As Executive Director of Ryerson’s Global Diversity Exchange, the home of DiverseCity onBoard, Ratna Omidvar is an important champion for representative leadership in our region. Governance is the top tier of leadership, and DiverseCity onBoard has facilitated the appointment of over 750 individuals from visible minority and immigrant communities to the governance bodies of the GTA’s many agencies, boards and commissions, ranging from small community charities to large institutions such as Seneca College and the Liquor Control Board of Ontario where they maximize their skills and broaden perspectives at decision-making tables.
We spoke to her about barriers to diverse leadership and opportunities for city builders to break down these barriers.
Q: Why do you think leadership has been slow to reflect our changing diversity?
Diversity initiatives are often seen to benefit diverse groups and not the larger community – it has taken some time for leadership diversity to be seen as a lever for broader social inclusion and economic development. Yet we know that bringing together individuals with diverse ideas and perspectives leads to better decision making that benefits everyone. But organizations are often in the dark about how to recruit diverse leaders.
When we asked organizations why there were no diverse individuals on their boards, they told us “we can’t find them”, when we asked diverse individuals who we knew were on the leadership track in their careers, why they weren’t serving on a board, they told us “no one asked us.” DiverseCity onBoard is a nimble solution that provides a much needed tool to address this disconnect and bridge the diversity gap in governance.
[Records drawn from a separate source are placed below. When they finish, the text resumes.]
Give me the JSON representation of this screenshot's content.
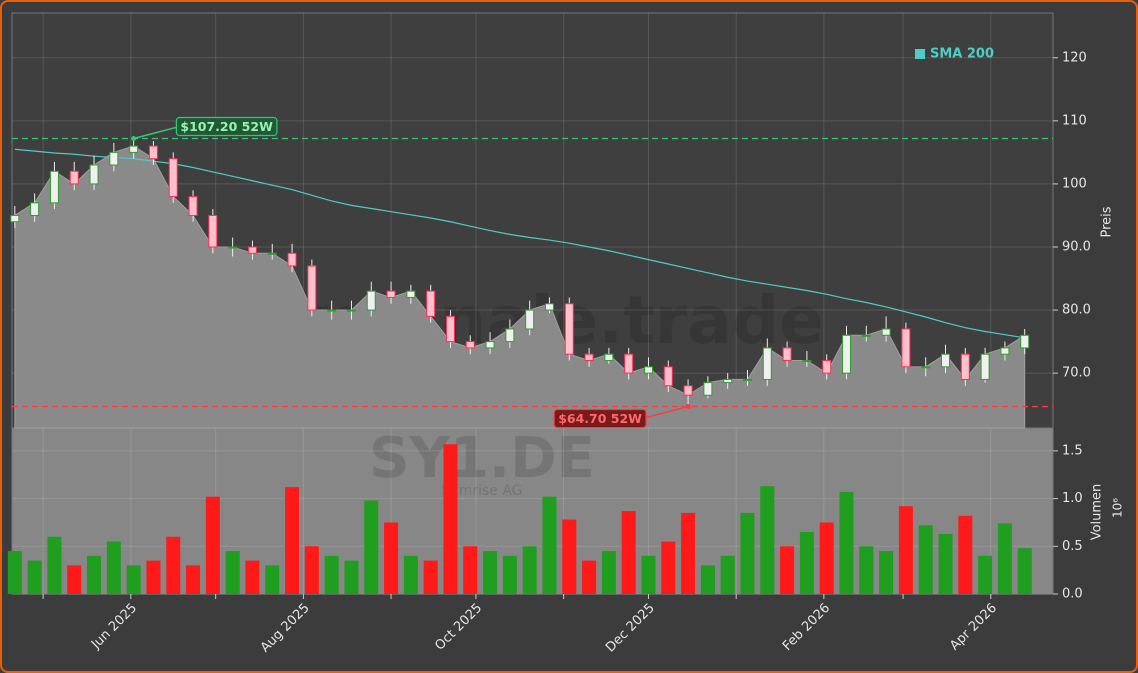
{
  "chart_data": {
    "type": "candlestick",
    "watermark": "forexsignale.trade",
    "symbol": "SY1.DE",
    "company": "Symrise AG",
    "x": [
      "2025-04-21",
      "2025-04-28",
      "2025-05-05",
      "2025-05-12",
      "2025-05-19",
      "2025-05-26",
      "2025-06-02",
      "2025-06-09",
      "2025-06-16",
      "2025-06-23",
      "2025-06-30",
      "2025-07-07",
      "2025-07-14",
      "2025-07-21",
      "2025-07-28",
      "2025-08-04",
      "2025-08-11",
      "2025-08-18",
      "2025-08-25",
      "2025-09-01",
      "2025-09-08",
      "2025-09-15",
      "2025-09-22",
      "2025-09-29",
      "2025-10-06",
      "2025-10-13",
      "2025-10-20",
      "2025-10-27",
      "2025-11-03",
      "2025-11-10",
      "2025-11-17",
      "2025-11-24",
      "2025-12-01",
      "2025-12-08",
      "2025-12-15",
      "2025-12-22",
      "2025-12-29",
      "2026-01-05",
      "2026-01-12",
      "2026-01-19",
      "2026-01-26",
      "2026-02-02",
      "2026-02-09",
      "2026-02-16",
      "2026-02-23",
      "2026-03-02",
      "2026-03-09",
      "2026-03-16",
      "2026-03-23",
      "2026-03-30",
      "2026-04-06",
      "2026-04-13"
    ],
    "open": [
      94,
      95,
      97,
      102,
      100,
      103,
      105,
      106,
      104,
      98,
      95,
      90,
      90,
      89,
      89,
      87,
      80,
      80,
      80,
      83,
      82,
      83,
      79,
      75,
      74,
      75,
      77,
      80,
      81,
      73,
      72,
      73,
      70,
      71,
      68,
      66.5,
      68.5,
      69,
      69,
      74,
      72,
      72,
      70,
      76,
      76,
      77,
      71,
      71,
      73,
      69,
      73,
      74
    ],
    "high": [
      96.5,
      98.5,
      103.5,
      103.5,
      104.5,
      106.5,
      107.2,
      106.8,
      105,
      99,
      96,
      91.5,
      91,
      90.5,
      90.5,
      88,
      81.5,
      81.5,
      84.5,
      84.5,
      84,
      84,
      80,
      76,
      76.5,
      78.5,
      81.5,
      82,
      82,
      74,
      74,
      74,
      72.5,
      72,
      69,
      69.5,
      70,
      70.5,
      75.5,
      75,
      73.5,
      73,
      77.5,
      77.5,
      79,
      78,
      72.5,
      74.5,
      74,
      74,
      75,
      77
    ],
    "low": [
      93,
      94,
      96,
      99,
      99,
      102,
      104,
      103,
      97,
      94,
      89,
      88.5,
      88,
      88,
      86,
      79,
      78.5,
      78.5,
      79,
      81,
      81,
      78,
      74,
      73,
      73,
      74,
      76,
      79.5,
      72,
      71,
      71.5,
      69,
      69,
      67,
      64.7,
      66,
      67.5,
      68,
      68,
      71,
      71,
      69,
      69,
      75,
      75,
      70,
      69.5,
      70,
      68,
      68.5,
      72,
      73
    ],
    "close": [
      95,
      97,
      102,
      100,
      103,
      105,
      106,
      104,
      98,
      95,
      90,
      90,
      89,
      89,
      87,
      80,
      80,
      80,
      83,
      82,
      83,
      79,
      75,
      74,
      75,
      77,
      80,
      81,
      73,
      72,
      73,
      70,
      71,
      68,
      66.5,
      68.5,
      69,
      69,
      74,
      72,
      72,
      70,
      76,
      76,
      77,
      71,
      71,
      73,
      69,
      73,
      74,
      76
    ],
    "up_color": "#2ca02c",
    "down_color": "#ff2d55",
    "area_color": "#8a8a8a",
    "sma": {
      "name": "SMA 200",
      "color": "#4ecdc4",
      "values": [
        105.5,
        105.2,
        104.9,
        104.7,
        104.4,
        104.2,
        104,
        103.6,
        103.2,
        102.6,
        101.9,
        101.2,
        100.5,
        99.8,
        99.1,
        98.2,
        97.3,
        96.6,
        96.1,
        95.6,
        95.1,
        94.6,
        94,
        93.3,
        92.6,
        92,
        91.5,
        91.1,
        90.6,
        90,
        89.4,
        88.7,
        88,
        87.3,
        86.6,
        85.9,
        85.2,
        84.6,
        84.1,
        83.6,
        83.1,
        82.5,
        81.8,
        81.2,
        80.5,
        79.7,
        78.9,
        78,
        77.2,
        76.6,
        76.1,
        75.6
      ]
    },
    "legend": "upper right",
    "ylabel": "Preis",
    "ylim": [
      61.3,
      127.1
    ],
    "yticks": [
      {
        "value": 70,
        "label": "70.0"
      },
      {
        "value": 80,
        "label": "80.0"
      },
      {
        "value": 90,
        "label": "90.0"
      },
      100,
      110,
      120
    ],
    "annotations": [
      {
        "value": 107.2,
        "label": "$107.20 52W",
        "color": "#2ecc71"
      },
      {
        "value": 64.7,
        "label": "$64.70 52W",
        "color": "#ff3b3b"
      }
    ],
    "grid": true,
    "xlim": [
      "2025-04-20",
      "2026-04-23"
    ],
    "xticks": [
      {
        "value": "2025-05-01",
        "label": null
      },
      {
        "value": "2025-06-01",
        "label": "Jun 2025"
      },
      {
        "value": "2025-07-01",
        "label": null
      },
      {
        "value": "2025-08-01",
        "label": "Aug 2025"
      },
      {
        "value": "2025-09-01",
        "label": null
      },
      {
        "value": "2025-10-01",
        "label": "Oct 2025"
      },
      {
        "value": "2025-11-01",
        "label": null
      },
      {
        "value": "2025-12-01",
        "label": "Dec 2025"
      },
      {
        "value": "2026-01-01",
        "label": null
      },
      {
        "value": "2026-02-01",
        "label": "Feb 2026"
      },
      {
        "value": "2026-03-01",
        "label": null
      },
      {
        "value": "2026-04-01",
        "label": "Apr 2026"
      }
    ],
    "volume": {
      "ylabel": "Volumen",
      "unit_label": "10⁶",
      "up_color": "#1f9e1f",
      "down_color": "#ff1a1a",
      "values": [
        0.45,
        0.35,
        0.6,
        0.3,
        0.4,
        0.55,
        0.3,
        0.35,
        0.6,
        0.3,
        1.02,
        0.45,
        0.35,
        0.3,
        1.12,
        0.5,
        0.4,
        0.35,
        0.98,
        0.75,
        0.4,
        0.35,
        1.57,
        0.5,
        0.45,
        0.4,
        0.5,
        1.02,
        0.78,
        0.35,
        0.45,
        0.87,
        0.4,
        0.55,
        0.85,
        0.3,
        0.4,
        0.85,
        1.13,
        0.5,
        0.65,
        0.75,
        1.07,
        0.5,
        0.45,
        0.92,
        0.72,
        0.63,
        0.82,
        0.4,
        0.74,
        0.48
      ],
      "ylim": [
        0,
        1.74
      ],
      "yticks": [
        {
          "value": 0,
          "label": "0.0"
        },
        {
          "value": 0.5,
          "label": "0.5"
        },
        {
          "value": 1,
          "label": "1.0"
        },
        1.5
      ]
    }
  }
}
There may also be a gendered aspect. A recent study indicates that men do not see diversity to be as important as women, and with more men currently in leadership positions that means that the top decision makers may not have diversity goals in mind. It’s hard to make change happen when those at the top don’t see it as very important.
Q: What can rising and senior leaders do to help address the lack of leadership diversity?
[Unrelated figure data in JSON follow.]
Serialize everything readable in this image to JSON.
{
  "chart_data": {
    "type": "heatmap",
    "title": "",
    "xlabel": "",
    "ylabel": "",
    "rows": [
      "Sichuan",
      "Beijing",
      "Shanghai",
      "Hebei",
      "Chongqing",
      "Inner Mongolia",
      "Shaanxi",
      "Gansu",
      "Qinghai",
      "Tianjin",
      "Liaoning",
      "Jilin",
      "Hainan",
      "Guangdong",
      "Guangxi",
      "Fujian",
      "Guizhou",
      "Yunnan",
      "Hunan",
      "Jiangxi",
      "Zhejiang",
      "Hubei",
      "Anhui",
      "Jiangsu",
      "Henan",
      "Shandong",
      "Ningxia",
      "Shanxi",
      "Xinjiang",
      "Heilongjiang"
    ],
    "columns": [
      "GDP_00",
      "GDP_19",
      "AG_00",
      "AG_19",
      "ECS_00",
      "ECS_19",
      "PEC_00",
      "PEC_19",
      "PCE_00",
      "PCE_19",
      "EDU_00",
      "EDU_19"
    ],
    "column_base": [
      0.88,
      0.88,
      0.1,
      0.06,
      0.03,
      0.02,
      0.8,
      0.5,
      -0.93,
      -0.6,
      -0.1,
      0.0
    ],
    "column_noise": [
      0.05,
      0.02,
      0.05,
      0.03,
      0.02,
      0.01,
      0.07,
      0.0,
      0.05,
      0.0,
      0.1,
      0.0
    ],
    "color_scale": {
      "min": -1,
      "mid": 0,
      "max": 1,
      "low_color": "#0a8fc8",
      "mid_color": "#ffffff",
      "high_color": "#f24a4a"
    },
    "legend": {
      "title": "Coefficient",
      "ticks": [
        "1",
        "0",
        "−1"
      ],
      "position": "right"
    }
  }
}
Big shifts take time, and there is no quick fix to diversifying leadership, but senior leaders have to get out of their comfort zones, be courageous, intentional and introduce measureable goals and reporting mechanisms to help leaders take stock of diversity in their organizations.
This is why it is significant that our federal government instated a gender-balanced cabinet with better representation of visible minorities. The next challenge is making sure this goes beyond representation and truly engages the new talent in our government.
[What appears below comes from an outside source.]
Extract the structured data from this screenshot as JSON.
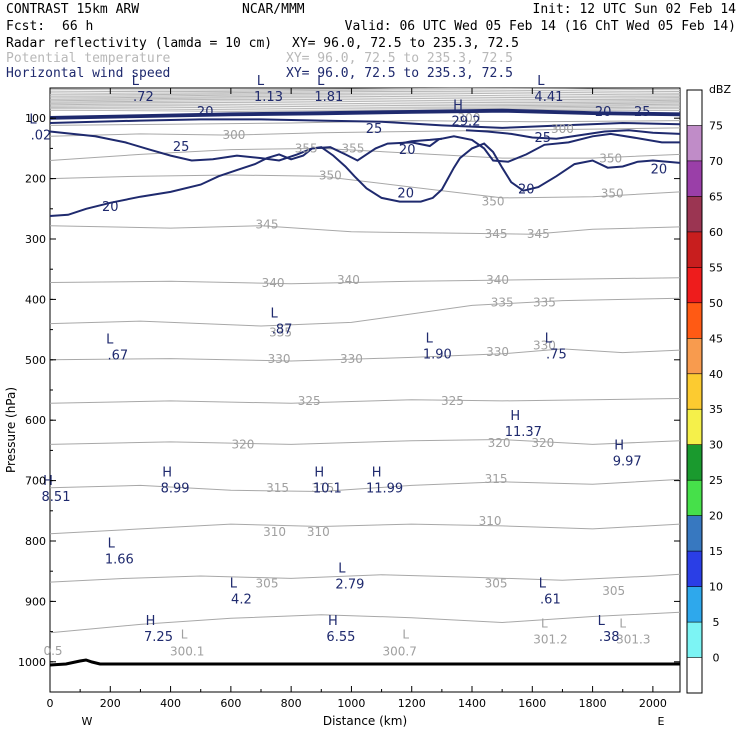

Q: The recent federal election saw a record number of visible minorities and women elected, as well as Canada’s first gender-balanced cabinet. How can we continue building on this momentum?
Work on achieving substantive representation rather than descriptive. We know that simply filling seats won’t help individuals or the organizations they serve. Changes to the leadership landscape needs to be skill-based and reflect the diverse make up of Canadian society. And we need to continue engaging the next generation of diverse civic leaders. This can be done by widening pathways to leadership through pre-board level committees, mentorship, and governance training such as the program we offer at DiverseCity onBoard. The key is to start now in developing our leadership pipeline.
Diverse individuals also need to be proactive – they need to get involved and engaged in their communities – from their local neighbourhood watch, to parent councils, to condominium boards to community arenas and boards, library board, provincial agencies, the political process, and political office.
Q: What role do boards have in strengthening the civic leadership pipeline in the GTHA? Why should emerging leaders consider seeking out board positions?
Individuals are exposed to many learning opportunities while serving on a board that they may not get from their professional careers or other volunteer positions such as providing oversight, setting strategic direction, establishing policy and exercising power and influence to affect social change across issues and communities. They can develop intrapersonal skills working with fellow board members to achieve the organization’s mission, and learn how to identify and implement strategic goals and objectives. Joining boards can empower emerging leaders to stretch their social capital by cultivating new personal and professional networks beyond their sectors/industries, boost confidence, and allow them to give back to their communities.